Enjoyable. Short and not exactly highbrow literature but enjoyable as a summer reading, when you want to lose yourself in another time and place. For me it was quite predictable for the most part, despite its claim as a "mystery". It was however not boring, simply because I was in the mood to immerse myself in a different time and break away from the present for a while. Therefore, I would say that ,when read in the right state of mind, it can make for a pleasant experience, as long as you do not expect a whole lot in terms of mystery (it is not Sherlock Holmes, by any means) and if you miss the simple, Romantic atmosphere of the 1800's. It does not tackle any complicated philosophical dilemmas and does not require a rested brain. It is a simple story that should be read for its specific mood.
This mystery story is not the type of writing usually associated with Louisa Alcott and I was delightfully surprised at the way she weaves clues into the story. You know a character or an event will somehow relate to the mystery, but there are several possible explanations for each event or character. I couldn't predict the ending, though it makes perfect sense when things are explained. What the mysterious key opens comes as a complete surprise and is a little shocking, especially for a story written in that time period. The story reads quickly, not bogged down by excessive description. Highly recommend it!

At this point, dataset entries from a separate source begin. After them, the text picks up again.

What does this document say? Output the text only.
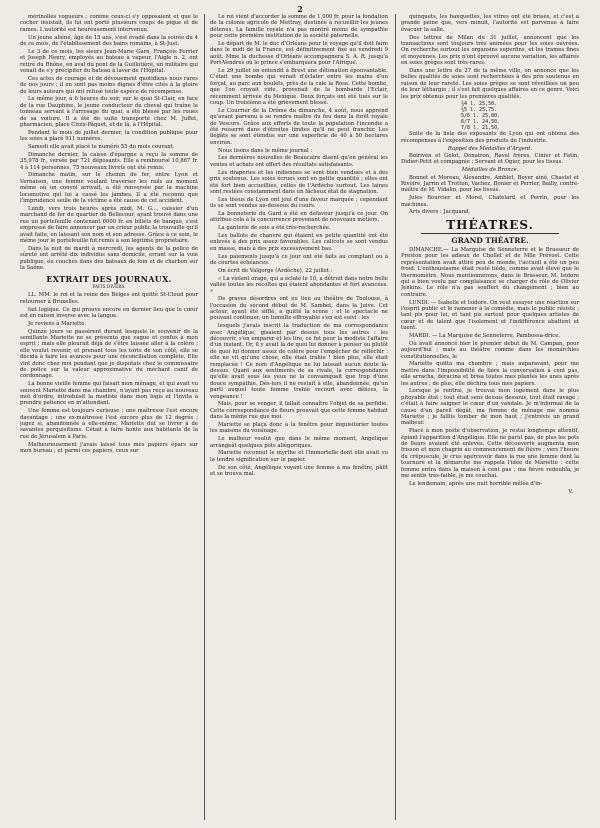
2

mérinolles vogueurs ; comme ceux-ci s'y opposaient et que le cocher insistait, ils lui ont porté plusieurs coups de pique et de rames. L'autorité est heureusement intervenue.

Un jeune aliéné, âgé de 15 ans, s'est évadé dans la soirée du 4 de ce mois, de l'établissement des bains romains, à St-Just.

Le 3 de ce mois, les sieurs Jean-Marie Garn, François Ferrier et Joseph Henry, employés au bateau à vapeur, l'Aigle n. 2, ont retiré du Rhône, en aval du pont de la Guillotière, un militaire qui venait de s'y précipiter du bateau à laver de l'Hôpital.

Ces actes de courage et de dévouement quotidiens nous rares de nos jours ; il en sont pas moins dignes d'être cités à la gloire de leurs auteurs qui ont refusé toute espèce de récompense.

Le même jour, à 6 heures du soir, sur le quai St-Clair, en face de la rue Dauphine, le jeune conducteur du cheval qui traîne le tonneau servant à l'arrosage du quai, a été blessé par les roues de sa voiture. Il a été de suite transporté chez M. Juffet, pharmacien, place Croix-Pâquet, et de là, à l'Hôpital.

Pendant le mois de juillet dernier, la condition publique pour les soies a placé 911 numéros.

Samedi elle avait placé le numéro 55 du mois courant.

Dimanche dernier, la caisse d'épargne a reçu la somme de 35,978 fr., versée par 721 déposants. Elle a remboursé 10,867 fr. 4 à 114 personnes, 75 nouveaux livrets ont été remis.

Dimanche matin, sur le chemin de fer, entre Lyon et Vernaison, une femme voulant traverser les rails au moment même où un convoi arrivait, a été renversée par la machine locomotive qui lui a cassé les jambes. Il a été reconnu que l'imprudence seule de la victime a été cause de cet accident.

Lundi, vers trois heures après midi, M. G..., caissier d'un marchand de fer du quartier de Bellecour, ayant trouvé dans une rue un portefeuille contenant 6000 fr. en billets de banque, s'est empressé de faire annoncer par un crieur public la trouvaille qu'il avait faite, en laissant son nom et son adresse. Grâce à ce soin, le même jour le portefeuille fut remis à son légitime propriétaire.

Dans la nuit de mardi à mercredi, les agents de la police de sûreté ont arrêté dix individus sans domicile, errant sur la voie publique, ou couchés dans des bateaux de foin et de charbon sur la Saône.

EXTRAIT DES JOURNAUX.
FAITS DIVERS.

LL. MM. le roi et la reine des Belges ont quitté St-Cloud pour retourner à Bruxelles.

fait logique. Ce qui prouve encore en dernier lieu que le cœur est en raison inverse avec la langue.

Je reviens à Mariette.

Quinze jours se passèrent durant lesquels le souvenir de la semillante Mariette ne se présenta que vague et confus à mon esprit ; mais elle pleurait déjà de s'être laissée aller à la colère ; elle voulut revenir, et prenant tous les torts de son côté, elle se décida à faire les avances pour une réconciliation complète. Elle vint donc chez moi pendant que je disputais chez le commissaire de police sur la valeur approximative du méchant canif de cordonnage.

La bonne vieille femme qui faisait mon ménage, et qui avait vu souvent Mariette dans ma chambre, n'ayant pas reçu au nouveau mot d'ordre, introduisit la modiste dans mon logis et l'invita à prendre patience en m'attendant.

Une femme est toujours curieuse ; une maîtresse l'est encore davantage ; une ex-maîtresse l'est encore plus de 12 degrés ; jugez si, abandonnée à elle-même, Mariette dut se livrer à de savantes perquisitions. Cétait à faire honte aux habitants de la rue de Jérusalem à Paris.

Malheureusement j'avais laissé tous mes papiers épars sur mon bureau ; et parmi ces papiers, ceux sur

Le roi vient d'accorder la somme de 1,000 fr. pour la fondation de la colonie agricole de Mettray, destinée à recueillir les jeunes détenus. La famille royale n'a pas montré moins de sympathie pour cette première institution de la société paternelle.

Le départ de M. le duc d'Orléans pour le voyage qu'il doit faire dans le midi de la France, est définitivement fixé au vendredi 9 août. Mme la duchesse d'Orléans accompagnera S. A. R. jusqu'à Port-Vendres où le prince s'embarquera pour l'Afrique.

Le 29 juillet on entendit à Brest une détonation épouvantable. C'était une bombe qui venait d'éclater entre les mains d'un forçat, au parc aux boulets, près de la cale la Rose. Cette bombe, que l'on croyait vide, provenait de la bombarde l'Eclair, récemment arrivée du Mexique. Deux forçats ont été tués sur le coup. Un troisième a été grièvement blessé.

Le Courrier de la Drôme du dimanche, 4 août, nous apprend qu'avant parvenu à se rendre maître du feu dans la forêt royale de Vescors. Grâce aux efforts de toute la population l'incendie a été resserré dans d'étroites limites qu'il ne peut franchir. Les dégâts se sont étendus sur une superficie de 40 à 50 hectares environ.

Nous lisons dans le même journal :

Les dernières nouvelles de Beaucaire disent qu'en général les ventes et achats ont offert des résultats satisfaisants.

Les draperies et les indiennes se sont bien vendues et à des prix soutenus. Les soies écrues sont en petite quantité ; elles ont été fort bien accueillies, celles de l'Ardèche surtout. Les laines sont restées constamment dans un fâcheux état de stagnation.

Les tissus de Lyon ont joui d'une faveur marquée ; cependant ils se sont vendus au-dessous du cours.

La bonneterie du Gard a été en défaveur jusqu'à ce jour. On attribue cela à la concurrence provenant de nouveaux métiers.

La ganterie de soie a été très-recherchée.

Les ballots de chanvre qui étaient en petite quantité ont été enlevés à des prix assez favorables. Les calicots se sont vendus en masse, mais à des prix excessivement bas.

Les paiements jusqu'à ce jour ont été faits au comptant ou à de courtes échéances.

On écrit de Valgorge (Ardèche), 22 juillet :

« La violent orage, qui a éclaté le 10, a détruit dans notre belle vallée toutes les récoltes qui étaient abondantes et fort avancées. »

De graves désordres ont eu lieu au théâtre de Toulouse, à l'occasion du second début de M. Sambet, dans la Juive. Cet acteur, ayant été sifflé, a quitté la scène ; et le spectacle ne pouvant continuer, un tumulte effroyable s'en est suivi : les

lesquels j'avais inscrit la traduction de ma correspondance avec Angélique, gisaient par dessus tous les autres : les découvrir, s'en emparer et les lire, ce fut pour la modiste l'affaire d'un instant. Or, il y avait là de quoi lui donner à penser ou plutôt de quoi lui donner assez de colère pour l'empêcher de réfléchir : elle ne vit qu'une chose, elle était trahie ! bien plus, elle était remplacée ! Ce nom d'Angélique ne lui laissait aucun doute là-dessus. Quant aux sentiments de sa rivale, la correspondance qu'elle avait sous les yeux ne la convainquait que trop d'une douce sympathie. Dès-lors il ne restait à elle, abandonnée, qu'un parti auquel toute femme trahie recourt avec délices, la vengeance !

Mais, pour se venger, il fallait connaître l'objet de sa perfidie. Cette correspondance de fleurs prouvait que cette femme habitait dans la même rue que moi.

Mariette se plaça donc à la fenêtre pour inquisitorier toutes les maisons du voisinage.

Le malheur voulut que dans le même moment, Angélique arrangeât quelques pots allégoriques.

Mariette reconnut le myrthe et l'immortelle dont elle avait vu la tendre signification sur le papier.

De son côté, Angélique voyant une femme à ma fenêtre, pâlit et se trouva mal.

quinquets, les banquettes, les vitres ont été brisés, et c'est à grande peine que, vers minuit, l'autorité est parvenue à faire évacuer la salle.

Des lettres de Milan du 31 juillet, annoncent que les transactions sont toujours très animées pour les soies ouvrées. On recherche surtout les organsins superfins, et les trames fines et moyennes. Les prix n'ont éprouvé aucune variation, les affaires en soies grèges sont très-rares.

Dans une lettre du 27 de la même ville, on annonce que les belles qualités de soies sont recherchées à des prix soutenus en raison de leur rareté. Les soies grèges se sont réveillées un peu de leur léthargie ; il s'est fait quelques affaires en ce genre. Voici les prix obtenus pour les premières qualités.

¾4 l. 25,50.
¾5 l. 25,75.
5/6 l. 25,00.
6/7 l. 24,50.
7/8 l. 21,50.

Suite de la liste des exposants de Lyon qui ont obtenu des récompenses à l'exposition des produits de l'industrie.

Rappel des Médailles d'Argent.

Boiriven et Gelot, Donatron, Ravel frères, Cinier et Fatin, Didier-Petit et compagnie ; Servant et Ogier, pour les tissus.

Médailles de Bronze.

Bonnet et Moreau, Alexandre, Amblet, Boyer ainé, Chastel et Rivoire, Jarrin et Trotton, Vachez, Bonier et Perrier, Bailly, contre-maître de M. Vidalin, pour les tissus.

Jules Bourcier et Morel, Chatelard et Perrin, pour les machines.

Arts divers : Jacquand.

THÉATRES.
GRAND THÉATRE.

DIMANCHE.— La Marquise de Senneterre et le Brasseur de Preston pour les adieux de Chollet et de Mlle Prévost. Cette représentation avait attiré peu de monde, l'accueil a été un peu froid. L'enthousiasme était resté tiède, comme avait élevé que le thermomètre. Nous mentionnerons, dans le Brasseur, M. Isidore qui a bien voulu par complaisance se charger du rôle de Olivier Jenkins. Le rôle n'a pas souffert du changement ; bien au contraire.

LUNDI. — Isabelle et Isidore. On veut essayer une réaction sur l'esprit public et le ramener à la comédie, mais le public résiste ; tant pis pour lui, et tant pis surtout pour quelques artistes de cœur et de talent que l'isolement et l'indifférence abattent et tuent.

MARDI. — La Marquise de Senneterre, Pambossa-drice.

Où avait annoncé hier le premier début de M. Campan, pour aujourd'hui ; mais au théâtre comme dans les monarchies constitutionnelles, le

Mariette quitta ma chambre ; mais auparavant, pour me mettre dans l'impossibilité de faire la conversation à cent pas, elle arracha, déracina et brisa toutes mes plantes les unes après les autres ; de plus, elle déchira tous mes papiers.

Lorsque je rentrai, je trouvai mon logement dans le plus pitoyable état ; tout était sens dessus dessous, tout était ravagé ; c'était à faire saigner le cœur d'un vandale. Je m'informai de la cause d'un pareil dégât, ma femme de ménage me nomma Mariette ; je faillis tomber de mon haut ; j'entrevis un grand malheur.

Placé à mon poste d'observation, je restai longtemps attentif, épiant l'apparition d'Angélique. Elle ne parut pas, de plus les pots de fleurs avaient été enlevés. Cette découverte augmenta mon frisson et mon chagrin au commencement de fièvre ; vers l'heure du crépuscule, je crus apercevoir dans la rue une femme dont la tournure et la démarche me rappela l'idée de Mariette : cette femme entra dans la maison à cent pas ; ma fièvre redoubla, je me sentis très-faible, je me couchai.

Le lendemain, après une nuit horrible mêlée d'in-

V.
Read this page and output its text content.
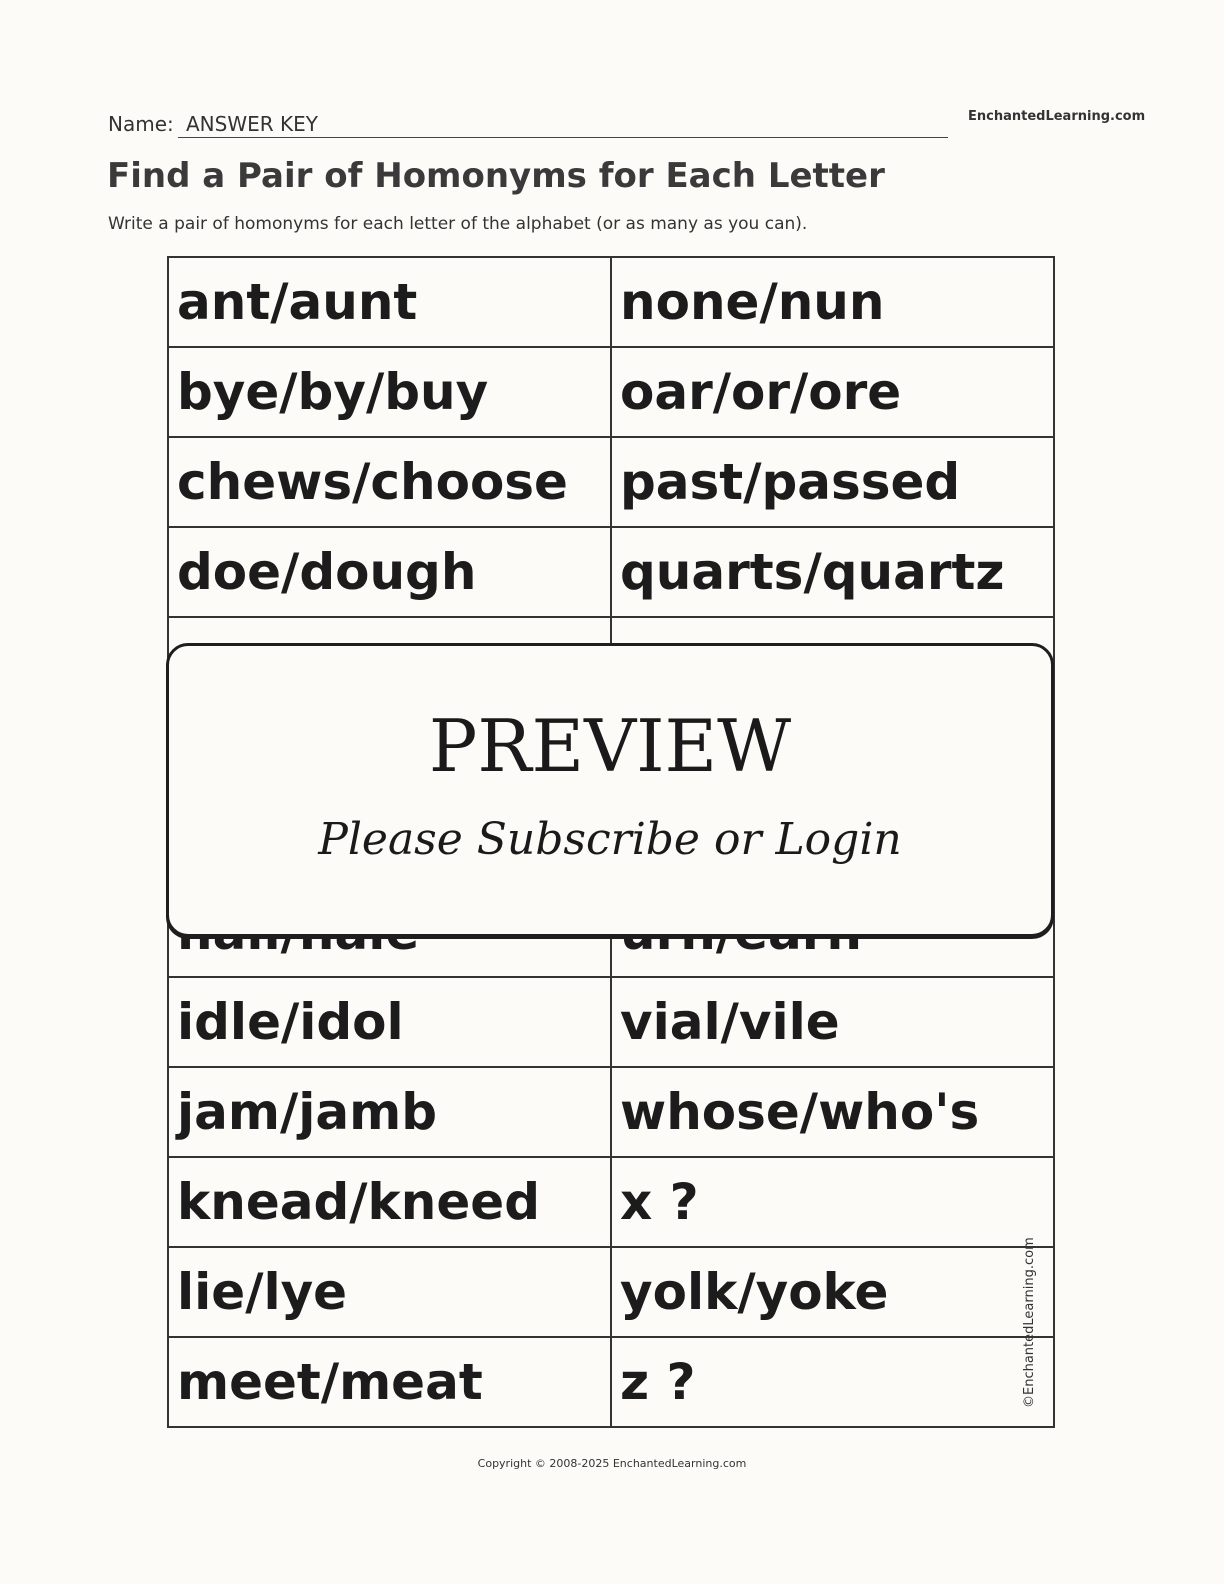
Name: ANSWER KEY	EnchantedLearning.com
Find a Pair of Homonyms for Each Letter
Write a pair of homonyms for each letter of the alphabet (or as many as you can).
ant/aunt	none/nun
bye/by/buy	oar/or/ore
chews/choose	past/passed
doe/dough	quarts/quartz

idle/idol	vial/vile
jam/jamb	whose/who's
knead/kneed	x ?
lie/lye	yolk/yoke
meet/meat	z ?
PREVIEW
Please Subscribe or Login
©EnchantedLearning.com
Copyright © 2008-2025 EnchantedLearning.com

A fatal legacy and buried secret haunt the widow and daughter of a rich man who died after a visit from a mysterious stranger. What horrid news did the stranger impart to cause the man's sudden death? And does the young boy who miraculously appears and befriends the family know anything about it? Is his obvious devotion to the widow and young mistress as pure as it seems?
If you're at all familiar with Alcott's Little Women, you'll understand what I mean when I say that this story reminds me of the stories that Jo must have written before she was taught that all-important truth of "writing what you know." It's a nicely written suspense story but it certainly does not rival Alcott's better works. For a short (and free!) read, though, it is a good pick!
I don't quite get why Paul was shoving Helen's offer back into her face, upon the revelation of Sir Richard's secret. In fact the she trevekan revelation doesn't quite make sense, or why it was locked away with Sir Richard's body.
Before I read this I wasn't aware of a short mystery story written by Louisa May Alcott. "The Mysterious Key and What it Opened" is intriguing enough by the title, and once I started reading there were characters who were suspicious, but their reasons weren't obvious. Now that I've read it, I can go back and see clues right from the start, but Alcott wove a few little twists into the story and just enough to throw the reader off.
Several of the characters harbor secrets, but what they are will be revealed later in the story and what the mysterious key opens was a complete surprise to me. A grieving widow, the daughter, a strange young man who shows up and stays, and shadows in the night all make for a very good mystery that is a bit different from what I'd expect from Louisa May Alcott. A very pleasing story.